Conway’s Marching Orders
By year-end, the firm expects to have put $10 billion in equity into new investments worldwide. Its clients, who received $1 billion in cash distributions in 2009, have already seen payouts increase to $5.7 billion 2010. That’s more than Blackstone and KKR combined.
At the beginning of each year, Conway writes a memo to all Carlyle employees. In addition to laying out his views on the investment environment, this year’s seven-page letter responded to investor concerns that Carlyle had “too much unfunded capital” at its disposal by explaining that the decision not to put capital to work earlier put it in a better position than its competitors to capitalize on current opportunities.

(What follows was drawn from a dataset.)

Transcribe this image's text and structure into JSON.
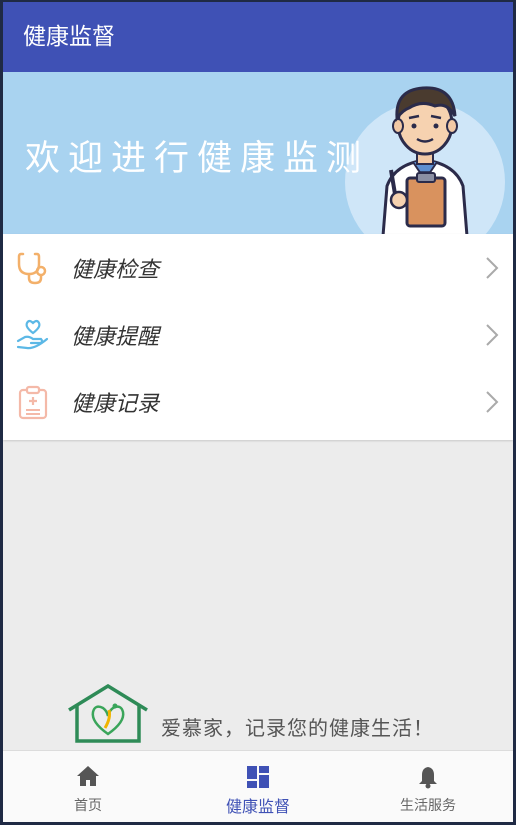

He directed the firm’s 400 investment professionals to use the economic uncertainty to their advantage and exceed the $5.2 billion they spent in 2009.
Vitamins, Fiber Optics
Carlyle has announced 33 deals this year, compared with one last year. Four deals are valued at more than $2 billion. The firm beat out Blackstone and TPG Inc. to buy NBTY Inc., the maker of Nature’s Bounty, MET-Rx and Solgar nutritional supplements, for $3.8 billion in July.
The deal was Carlyle’s largest since its $6.3 billion acquisition of nursing-home operator Manor Care Inc. in 2007. Carlyle in October agreed to buy CommScope Inc., a manufacturer of fiber-optic networks, for $3.9 billion.
“We worked on NBTY and CommScope for a couple of years,” Conway said. “The hard work started a long time before the process got underway. In fact, you were behind if you started due diligence when you got the book from Goldman Sachs.”